The merge_update_columns config adds complexity. When a row with an existing unique_key arrives, BigQuery updates only the specified columns, leaving others unchanged.

{{ config(
materialized='incremental',
unique_key='user_id',
merge_update_columns=['email', 'updated_at']
) }}
unit_tests:
- name: test_int_users_current_merge_update
model: int__users_current
description: "Existing users should have email updated, not created_at"
overrides:
macros:
is_incremental: true
given:
- input: ref('base__crm__users')
rows:
- {user_id: 1, email: "new@example.com", created_at: "2024-06-15", updated_at: "2024-06-15"}
- input: this
rows:
- {user_id: 1, email: "old@example.com", created_at: "2024-01-01", updated_at: "2024-01-01"}
expect:
rows:
- {user_id: 1, email: "new@example.com", created_at: "2024-06-15", updated_at: "2024-06-15"}

Important caveat: this test validates that your transformation logic produces the correct output row. It doesn’t test the merge behavior itself — that’s BigQuery’s responsibility. The expected output shows created_at: "2024-06-15" because that’s what the source data contains. In practice, the actual merge would preserve the original created_at: "2024-01-01" from this. For more complex merge scenarios, consider dbt-audit-helper to compare actual results after a test run.

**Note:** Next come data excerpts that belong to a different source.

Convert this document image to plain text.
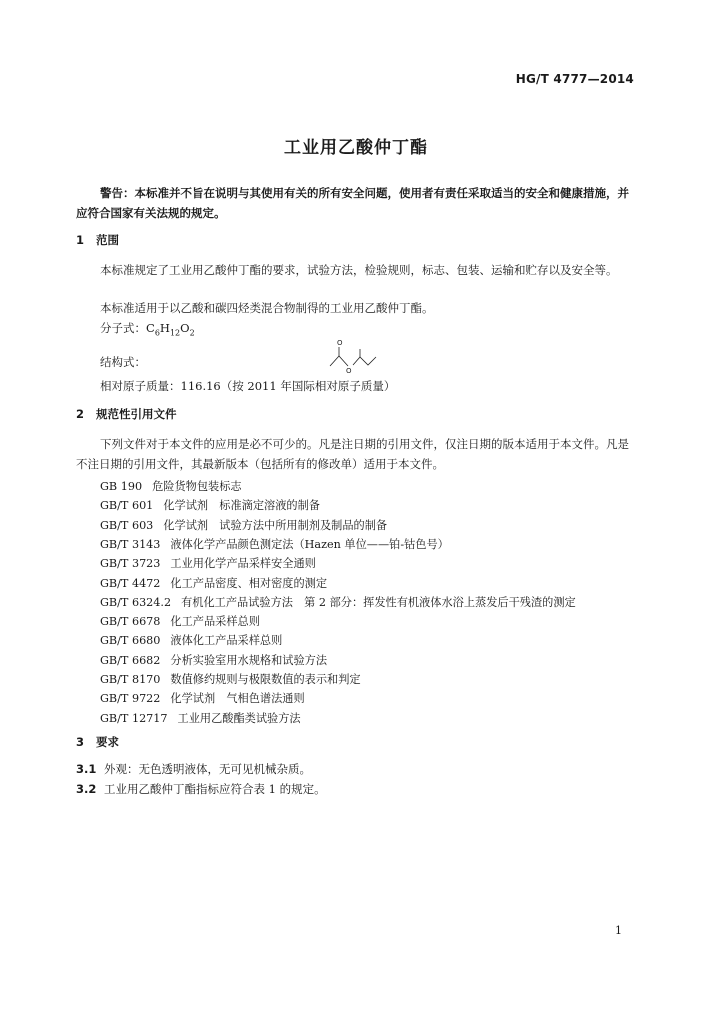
HG/T 4777—2014
工业用乙酸仲丁酯
警告：本标准并不旨在说明与其使用有关的所有安全问题，使用者有责任采取适当的安全和健康措施，并应符合国家有关法规的规定。
1 范围
本标准规定了工业用乙酸仲丁酯的要求，试验方法，检验规则，标志、包装、运输和贮存以及安全等。
本标准适用于以乙酸和碳四烃类混合物制得的工业用乙酸仲丁酯。
分子式：$C_6H_{12}O_2$
结构式：
O
O
相对原子质量：116.16（按 2011 年国际相对原子质量）
2 规范性引用文件
下列文件对于本文件的应用是必不可少的。凡是注日期的引用文件，仅注日期的版本适用于本文件。凡是不注日期的引用文件，其最新版本（包括所有的修改单）适用于本文件。
GB 190 危险货物包装标志
GB/T 601 化学试剂　标准滴定溶液的制备
GB/T 603 化学试剂　试验方法中所用制剂及制品的制备
GB/T 3143 液体化学产品颜色测定法（Hazen 单位——铂-钴色号）
GB/T 3723 工业用化学产品采样安全通则
GB/T 4472 化工产品密度、相对密度的测定
GB/T 6324.2 有机化工产品试验方法　第 2 部分：挥发性有机液体水浴上蒸发后干残渣的测定
GB/T 6678 化工产品采样总则
GB/T 6680 液体化工产品采样总则
GB/T 6682 分析实验室用水规格和试验方法
GB/T 8170 数值修约规则与极限数值的表示和判定
GB/T 9722 化学试剂　气相色谱法通则
GB/T 12717 工业用乙酸酯类试验方法
3 要求
3.1 外观：无色透明液体，无可见机械杂质。
3.2 工业用乙酸仲丁酯指标应符合表 1 的规定。
1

Testing Late-Arriving Data

Real-world pipelines rarely receive events in perfect chronological order. A common pattern uses a lookback window: instead of only processing events newer than max(event_timestamp), you also include events that arrived recently (based on a _loaded_at column) even if their event timestamp is older.

unit_tests:
- name: test_int_events_processed_late_arriving
model: int__events_processed
description: "Late-arriving events within lookback window should be captured"
overrides:
macros:
is_incremental: true
vars:
lookback_hours: 24
given:
- input: ref('base__ga4__events')
rows:
- {event_id: 4, event_timestamp: "2024-06-01 08:00:00", _loaded_at: "2024-06-02 10:00:00"}
- {event_id: 5, event_timestamp: "2024-06-02 09:00:00", _loaded_at: "2024-06-02 09:05:00"}
- input: this
rows:
- {event_id: 1, event_timestamp: "2024-06-01 10:00:00"}
expect:
rows:
- {event_id: 4, event_timestamp: "2024-06-01 08:00:00"}
- {event_id: 5, event_timestamp: "2024-06-02 09:00:00"}

Event 4 has an old timestamp (June 1, 08:00) but a recent load time (June 2, 10:00) — it arrived late. A naive WHERE event_timestamp > max(event_timestamp) would miss it. The lookback window ensures it gets captured. See Testing Late-Arriving Data Handling in dbt for deeper coverage of this testing pattern.

Prerequisite: Schema Must Exist

Before running incremental unit tests, build your incremental models with:

Terminal window
dbt run --select "config.materialized:incremental" --empty

Unit tests need to introspect the table structure. They’ll fail with “Not able to get columns for unit test” if the target table doesn’t exist. This creates empty tables with the right schema without processing any data.

Notes on the Dual-Mode Pattern

Incremental merge bugs accumulate silently across runs. The dual-mode pattern — testing both is_incremental: false and is_incremental: true with explicit this mocking — catches these bugs before deployment, when the bad state is still recoverable.